Blog by Carleen Barry – Band 5 rotational Dietitian covering Gastroenterology/Medical
As a newly qualified band 5 Dietitian I often carry a diverse caseload of patients.
I currently cover the band 5 Gastroenterology/Medical rotation at the Trust and I work alongside two part-time band 6 specialist gastroenterology Dietitians and between us we cover a specialised gastroenterology ward. In addition to this I also cover four medical wards including two medical assessment units.
My day-to-day is far from predictable and can all change from one simple phone call at 8:30am. Therefore, I thought I would share with you a regular Thursday of mine.
My days start at 8:30am in the office catching up on emails, checking our online referral system, and liaising with the rest of the Dietitians for a team huddle.
Artificially fed patient
My first patient of the day is a patient well known to our community Dietitian’s team whom requires artificial feeding via a tube into the stomach called a Percutaneous Endoscopic placed Gastrostomy (PEG). This patient had been admitted to Derriford for an organised PEG replacement due to complications. So, my role is to work with the broader multidisciplinary team to communicate and organise loose ends. This ensures the wider community team are up-to-date and as prepared as they can be for when the patient is discharged back into the community. Whilst this patient is on the wards I liaise with the multidisciplinary team to ensure particular post procedure checks are carried out and all supplies of feed, syringes, and after care tools are organised. The complexity of this particular patient is heightened due to a severe learning disability. This means all of my information comes from the patient’s parent, and their ability to understand the patient needs. A smooth admission and discharge is reliant on us all working together meticulously.
Complex Eating Disorder patient
Next up was a patient whom had not been under my care as such but had been seen by both the band 6 gastro Dietitians. It was a non-working day for both of them and this highly complex patient was pending discharge upon dietetic review. To prevent delaying discharge I arrived on the ward and spoke with the medical staff and the patient. Together we came to an agreement for the discharge plan and how this particular patient could be further supported in the community. Although eating disorders is a specialist area, we are able to provide the best possible care as a multidisciplinary team. Effective communication and active listening skills are central to successful patient treatment and discharges.
Re-feeding Syndrome patient
A patient on one of the Medical Assessment Units was referred for dietetic input after presenting with alcohol withdrawal and minimal nutritional intake. Both of these presenting conditions are just two of several factors which could put a patient at risk of re-feeding syndrome. Unless you work as a Dietitian or is someone who works within the clinical setting, it is unlikely you would have heard of this syndrome. Re-feeding syndrome is a serious but potentially preventable syndrome as long as it is identified early enough. A registered Dietitian like me will assess the patient and implement the trust protocol to ensure the risk is minimised. Not all patients who are referred to a Dietitian are at risk of re-feeding syndrome. However, we do rely on trained members of staff to use a specially designed tool to identify those patients at risk of malnutrition. Then I or another member of the dietetics team can carry out a fall nutritional assessment.
As with any patient it was vital I worked as part of the multidisciplinary team to highlight this patient as a risk.

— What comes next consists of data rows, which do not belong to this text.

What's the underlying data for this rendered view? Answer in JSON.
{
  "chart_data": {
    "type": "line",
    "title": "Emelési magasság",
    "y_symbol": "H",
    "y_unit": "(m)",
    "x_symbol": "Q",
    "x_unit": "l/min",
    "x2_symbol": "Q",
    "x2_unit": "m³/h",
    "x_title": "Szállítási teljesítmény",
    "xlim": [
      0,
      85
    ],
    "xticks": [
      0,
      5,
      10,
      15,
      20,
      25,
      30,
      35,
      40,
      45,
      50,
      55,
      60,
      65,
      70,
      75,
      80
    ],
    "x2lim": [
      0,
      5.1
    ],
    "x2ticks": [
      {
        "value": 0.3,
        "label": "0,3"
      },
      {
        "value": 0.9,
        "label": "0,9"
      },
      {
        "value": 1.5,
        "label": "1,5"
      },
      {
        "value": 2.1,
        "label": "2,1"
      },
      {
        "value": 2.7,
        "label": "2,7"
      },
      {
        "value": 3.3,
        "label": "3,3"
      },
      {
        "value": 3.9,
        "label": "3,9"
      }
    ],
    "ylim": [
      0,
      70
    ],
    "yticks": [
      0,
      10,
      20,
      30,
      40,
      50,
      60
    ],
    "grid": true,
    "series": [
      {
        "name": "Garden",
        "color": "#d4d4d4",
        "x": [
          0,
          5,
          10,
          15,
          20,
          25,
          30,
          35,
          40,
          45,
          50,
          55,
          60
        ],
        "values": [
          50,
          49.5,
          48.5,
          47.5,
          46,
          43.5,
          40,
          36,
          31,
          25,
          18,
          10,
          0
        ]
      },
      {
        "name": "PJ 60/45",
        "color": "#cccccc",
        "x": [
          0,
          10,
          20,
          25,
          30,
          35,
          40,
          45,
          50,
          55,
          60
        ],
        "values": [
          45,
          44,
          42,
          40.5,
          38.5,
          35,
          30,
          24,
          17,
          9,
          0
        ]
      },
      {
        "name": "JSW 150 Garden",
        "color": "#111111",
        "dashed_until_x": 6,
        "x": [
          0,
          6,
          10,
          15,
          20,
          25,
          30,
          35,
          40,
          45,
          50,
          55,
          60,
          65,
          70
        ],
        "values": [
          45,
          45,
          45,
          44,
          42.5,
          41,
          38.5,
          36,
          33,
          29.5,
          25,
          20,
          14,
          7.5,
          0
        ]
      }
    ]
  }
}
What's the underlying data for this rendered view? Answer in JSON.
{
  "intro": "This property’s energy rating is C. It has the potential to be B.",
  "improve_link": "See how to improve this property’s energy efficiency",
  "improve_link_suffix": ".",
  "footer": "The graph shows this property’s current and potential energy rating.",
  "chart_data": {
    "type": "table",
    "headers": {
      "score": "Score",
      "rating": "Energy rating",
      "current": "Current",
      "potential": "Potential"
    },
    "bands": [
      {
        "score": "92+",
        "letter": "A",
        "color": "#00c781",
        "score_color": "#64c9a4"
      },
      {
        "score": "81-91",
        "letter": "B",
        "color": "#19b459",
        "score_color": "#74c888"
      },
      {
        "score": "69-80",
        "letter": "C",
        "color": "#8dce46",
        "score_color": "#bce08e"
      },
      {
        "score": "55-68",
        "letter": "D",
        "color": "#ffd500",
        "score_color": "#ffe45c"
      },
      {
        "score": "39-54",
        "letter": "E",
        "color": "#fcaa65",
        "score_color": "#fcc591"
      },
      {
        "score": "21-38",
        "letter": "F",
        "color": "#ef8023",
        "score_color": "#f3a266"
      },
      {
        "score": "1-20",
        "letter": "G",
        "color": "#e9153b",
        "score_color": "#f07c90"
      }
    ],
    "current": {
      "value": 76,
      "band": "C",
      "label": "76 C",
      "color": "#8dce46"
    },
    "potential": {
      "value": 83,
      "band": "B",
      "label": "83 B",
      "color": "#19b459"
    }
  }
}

These includes working with the Doctors to prescribe essential vitamins, check biochemistry daily and treat promptly if any are out of range. I communicate effectively with the nursing staff to ensure they know the precautions they need to take in preventing an increased risk, and document my full assessment in the medical notes. I worked closely with this patient over the next coming days to gradually reintroduce nutrition until they were meeting their nutritional requirements and were no longer at risk of re-feeding syndrome.
Ulcerative Colitis Patient
My last patient of the day was diagnosed with Ulcerative Colitis, a form of irritable bowel disease, 6 months prior to this admission. They presented to the emergency department after disease symptoms had resulted in a minimal nutritional intake and weight loss. Although I am not a specialist gastroenterology Dietitian I can still play an important part in treating this patient whilst they are admitted to the ward. This patient group can also be at risk of re-feeding syndrome, along with being malnourished, dehydrated and in a great deal of discomfort. I carried out a full nutritional assessment and discussed this with the patient to gain an understanding of their own knowledge of their disease. This particular patient had not had any input from a Dietitian before this admission and was very keen to further their understanding of how best to manage their symptoms and prevent further weight loss. I started them on oral nutritional supplements to support their limited nutritional intake. These are specialist drinks which can provide vital calories, protein, vitamins and minerals, when individuals cannot obtain enough from their diet alone. Again, I also worked alongside the multidisciplinary team to provide prescriptions of much needed vitamins and minerals. Whilst they are an inpatient my aim would be to prevent any further weight loss and support them as best as I can. Once they have been discharged they are often invited to an out-patient appointment to see the specialist gastroenterology Dietitian.
As we are registered professionals our patients can expect to be treated with only the most up-to-date evidenced based care. We are proud to be in a position of responsibility, where we hold extensive knowledge that allows us to put our patients first.